Nadie presente quería intervenir en los asuntos de los Herrera. No valía la pena ofender a Marta por alguien que no era importante para ellos. Adela tampoco tenía intención de defender a Celia. Para ella, si Celia abandonaba el proyecto y se iba de Rivale, sería una buena noticia.
En medio de esa tensión, Antonio, que había guardado silencio un buen rato, susurró a Marta para recordarle:
—Señora Herrera, no debe llevar sus asuntos personales al trabajo.
Marta alzó la barbilla, deslizó la mirada por encima de Celia y luego se dirigió a Antonio:
—Entonces, esperaré su respuesta en privado.
Sin esperar a que terminara la celebración, Marta se retiró de la escena. Después de lo ocurrido, Celia se convirtió en el centro de todas las miradas. Como el ambiente se tornó demasiado tenso a causa de las palabras de Marta, el evento se pausó a la mitad.
Lía entró en la sala de descanso y se acercó con cautela a Marta, cuya expresión aún reflejaba furia contenida.
—Tía, creo que te estás pasando un poco… Si mi primo estuviera aquí, se enfadaría.
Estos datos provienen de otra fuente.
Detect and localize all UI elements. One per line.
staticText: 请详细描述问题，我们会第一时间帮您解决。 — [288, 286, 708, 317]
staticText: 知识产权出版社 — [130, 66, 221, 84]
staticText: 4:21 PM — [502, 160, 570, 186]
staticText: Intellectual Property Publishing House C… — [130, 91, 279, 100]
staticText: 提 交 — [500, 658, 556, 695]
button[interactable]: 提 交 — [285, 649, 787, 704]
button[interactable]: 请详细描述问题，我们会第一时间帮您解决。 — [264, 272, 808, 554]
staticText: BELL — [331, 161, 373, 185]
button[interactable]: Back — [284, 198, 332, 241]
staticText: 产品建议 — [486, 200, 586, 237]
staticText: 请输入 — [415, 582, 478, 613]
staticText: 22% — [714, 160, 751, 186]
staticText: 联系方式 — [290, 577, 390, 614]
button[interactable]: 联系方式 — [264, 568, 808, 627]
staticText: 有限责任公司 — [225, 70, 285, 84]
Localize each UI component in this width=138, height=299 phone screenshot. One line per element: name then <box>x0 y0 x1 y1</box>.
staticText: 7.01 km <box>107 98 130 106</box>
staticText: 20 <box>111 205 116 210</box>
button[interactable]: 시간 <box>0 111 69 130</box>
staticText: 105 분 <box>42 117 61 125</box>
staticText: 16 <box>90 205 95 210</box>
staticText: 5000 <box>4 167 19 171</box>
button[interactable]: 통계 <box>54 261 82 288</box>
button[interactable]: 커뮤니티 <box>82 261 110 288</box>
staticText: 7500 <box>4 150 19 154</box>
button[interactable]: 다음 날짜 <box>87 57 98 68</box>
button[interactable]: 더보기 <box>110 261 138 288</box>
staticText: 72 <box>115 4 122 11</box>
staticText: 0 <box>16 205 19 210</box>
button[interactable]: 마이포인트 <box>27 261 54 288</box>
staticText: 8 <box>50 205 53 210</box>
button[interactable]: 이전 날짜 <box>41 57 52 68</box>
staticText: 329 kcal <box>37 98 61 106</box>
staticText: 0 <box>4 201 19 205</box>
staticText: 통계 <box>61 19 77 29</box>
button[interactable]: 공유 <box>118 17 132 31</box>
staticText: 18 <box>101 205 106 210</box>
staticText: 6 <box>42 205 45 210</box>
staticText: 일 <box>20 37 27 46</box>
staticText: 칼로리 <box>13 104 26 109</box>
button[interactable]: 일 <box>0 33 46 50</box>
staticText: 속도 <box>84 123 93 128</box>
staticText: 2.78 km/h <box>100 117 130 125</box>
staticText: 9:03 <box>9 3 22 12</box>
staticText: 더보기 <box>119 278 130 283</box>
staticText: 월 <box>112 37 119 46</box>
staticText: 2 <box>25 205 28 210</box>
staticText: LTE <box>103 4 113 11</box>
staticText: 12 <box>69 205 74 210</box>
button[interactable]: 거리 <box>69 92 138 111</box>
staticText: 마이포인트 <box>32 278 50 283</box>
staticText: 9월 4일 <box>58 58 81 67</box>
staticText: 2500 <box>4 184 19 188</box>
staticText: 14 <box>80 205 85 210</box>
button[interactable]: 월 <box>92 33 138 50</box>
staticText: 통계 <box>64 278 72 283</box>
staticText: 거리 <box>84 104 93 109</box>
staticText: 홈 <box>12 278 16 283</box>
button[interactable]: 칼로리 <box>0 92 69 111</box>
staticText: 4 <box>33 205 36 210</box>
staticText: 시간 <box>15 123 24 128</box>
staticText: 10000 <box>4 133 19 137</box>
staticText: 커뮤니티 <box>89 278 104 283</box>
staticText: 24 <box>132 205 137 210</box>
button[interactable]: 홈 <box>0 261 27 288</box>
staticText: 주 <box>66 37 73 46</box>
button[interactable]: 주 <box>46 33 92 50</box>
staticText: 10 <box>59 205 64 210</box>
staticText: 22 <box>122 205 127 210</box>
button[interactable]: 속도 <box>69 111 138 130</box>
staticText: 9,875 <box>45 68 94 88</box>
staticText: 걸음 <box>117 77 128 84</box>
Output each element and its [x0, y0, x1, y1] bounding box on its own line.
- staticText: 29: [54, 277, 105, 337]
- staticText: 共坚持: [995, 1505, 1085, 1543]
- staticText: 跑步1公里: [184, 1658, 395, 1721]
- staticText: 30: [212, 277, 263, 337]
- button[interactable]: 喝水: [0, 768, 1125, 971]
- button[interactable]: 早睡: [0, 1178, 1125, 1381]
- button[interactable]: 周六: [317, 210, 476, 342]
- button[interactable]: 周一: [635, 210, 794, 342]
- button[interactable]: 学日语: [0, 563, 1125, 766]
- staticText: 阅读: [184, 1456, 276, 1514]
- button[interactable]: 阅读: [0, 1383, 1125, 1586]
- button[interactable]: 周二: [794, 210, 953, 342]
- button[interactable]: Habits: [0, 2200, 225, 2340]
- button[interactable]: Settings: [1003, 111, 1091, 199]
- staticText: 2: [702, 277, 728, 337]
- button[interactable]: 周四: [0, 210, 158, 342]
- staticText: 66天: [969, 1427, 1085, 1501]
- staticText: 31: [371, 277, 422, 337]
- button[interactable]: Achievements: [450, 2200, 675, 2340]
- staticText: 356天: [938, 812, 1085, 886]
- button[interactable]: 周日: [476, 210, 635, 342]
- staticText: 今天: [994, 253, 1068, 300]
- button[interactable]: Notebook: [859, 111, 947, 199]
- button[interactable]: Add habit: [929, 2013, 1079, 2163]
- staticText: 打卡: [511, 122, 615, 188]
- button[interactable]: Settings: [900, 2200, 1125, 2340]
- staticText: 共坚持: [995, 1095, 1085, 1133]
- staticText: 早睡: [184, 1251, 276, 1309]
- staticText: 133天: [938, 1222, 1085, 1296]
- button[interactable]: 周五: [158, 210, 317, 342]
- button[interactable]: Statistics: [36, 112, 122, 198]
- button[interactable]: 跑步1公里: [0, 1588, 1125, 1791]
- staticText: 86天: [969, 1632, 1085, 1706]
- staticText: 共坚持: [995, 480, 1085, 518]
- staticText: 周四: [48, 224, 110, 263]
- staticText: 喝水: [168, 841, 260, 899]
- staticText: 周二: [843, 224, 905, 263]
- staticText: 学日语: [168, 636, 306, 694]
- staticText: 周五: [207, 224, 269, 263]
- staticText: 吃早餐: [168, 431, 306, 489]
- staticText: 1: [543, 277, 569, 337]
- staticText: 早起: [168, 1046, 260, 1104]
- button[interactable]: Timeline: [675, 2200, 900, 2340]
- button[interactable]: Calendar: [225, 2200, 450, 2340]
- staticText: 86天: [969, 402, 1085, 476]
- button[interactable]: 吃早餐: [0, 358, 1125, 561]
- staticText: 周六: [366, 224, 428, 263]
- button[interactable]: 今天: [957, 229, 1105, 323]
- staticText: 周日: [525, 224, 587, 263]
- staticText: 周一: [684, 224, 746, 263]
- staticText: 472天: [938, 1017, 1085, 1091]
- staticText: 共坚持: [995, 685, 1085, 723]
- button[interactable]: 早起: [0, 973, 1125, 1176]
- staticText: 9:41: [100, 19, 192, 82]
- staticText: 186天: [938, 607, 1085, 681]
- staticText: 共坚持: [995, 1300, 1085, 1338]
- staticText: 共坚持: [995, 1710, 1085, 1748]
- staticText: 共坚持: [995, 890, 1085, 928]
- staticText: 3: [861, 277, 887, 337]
—Ojalá estuviera aquí. Su estado de ánimo no cambiaría mi decisión.
—Pero…
En ese momento, la puerta de la sala se abrió, interrumpiendo sus palabras: Adela entró con Antonio. Marta le indicó a Lía que les sirviera té, y luego miró a Antonio.
—¿Ya ha tomado una decisión?
—De hecho, no quiero entrometerme en los asuntos de su familia, pero Celia es mi alumna… También fue su nuera, ¿no? ¿Es necesario llegar a este extremo?
Marta rio con desdén.
—Es hija de Enzo Rojas, ¿y qué podría hacerle? Solo quiero que no vuelva a tener nada relacionado con los Herrera, incluido este proyecto. Si no está de acuerdo, tendremos que retirar la financiación. Por favor, piénselo bien. Si retiramos la inversión, El Valle Dispositivos Médicos dejará de proporcionar cualquier tecnología farmacéutica.
El Valle Dispositivos Médicos, propiedad de Valeria, concentraba a la mitad de los especialistas técnicos del país. Su contribución había sido crucial para el proyecto. Si los expertos se retiraban, en el futuro la familia Gómez tendría que suplicarles por asistencia técnica.
—Papá, creo que Celia lo entenderá sin importar lo que decida. —Intervino Adela.
Antes de que Antonio pudiera hablar, Celia se le adelantó.
—Maestro, entiendo que está en una posición difícil. No quiero causarle más problemas. Puedo renunciar al proyecto.
Antonio parpadeó, sorprendido, y luego bajó la mirada.
—Ojalá me culparas, niña —dijo con voz cargada de pesar—. La tecnología de El Valle Dispositivos Médicos es demasiado importante para nuestra investigación. Si te quedas, perderemos futuras oportunidades de colaboración. Es una elección muy difícil para mí.
—Lo comprendo —respondió Celia con serenidad—. Por eso renuncio voluntariamente.
Justo cuando Antonio iba a añadir algo, llegó alguien buscándolo. Parecía un asunto urgente. Tras responder a la persona, se volvió hacia Celia.
—Aunque en esto no pueda ayudarte, en cualquier otro asunto haré lo que esté en mis manos.
Ella le sonrió. Una vez que Antonio entró en el salón principal, la sonrisa de Celia se desvaneció, dejando solo un visible agotamiento. Comprendía perfectamente las complejidades de las relaciones humanas. Al girarse, encontró a Nicolás de pie a cierta distancia, observándola en silencio.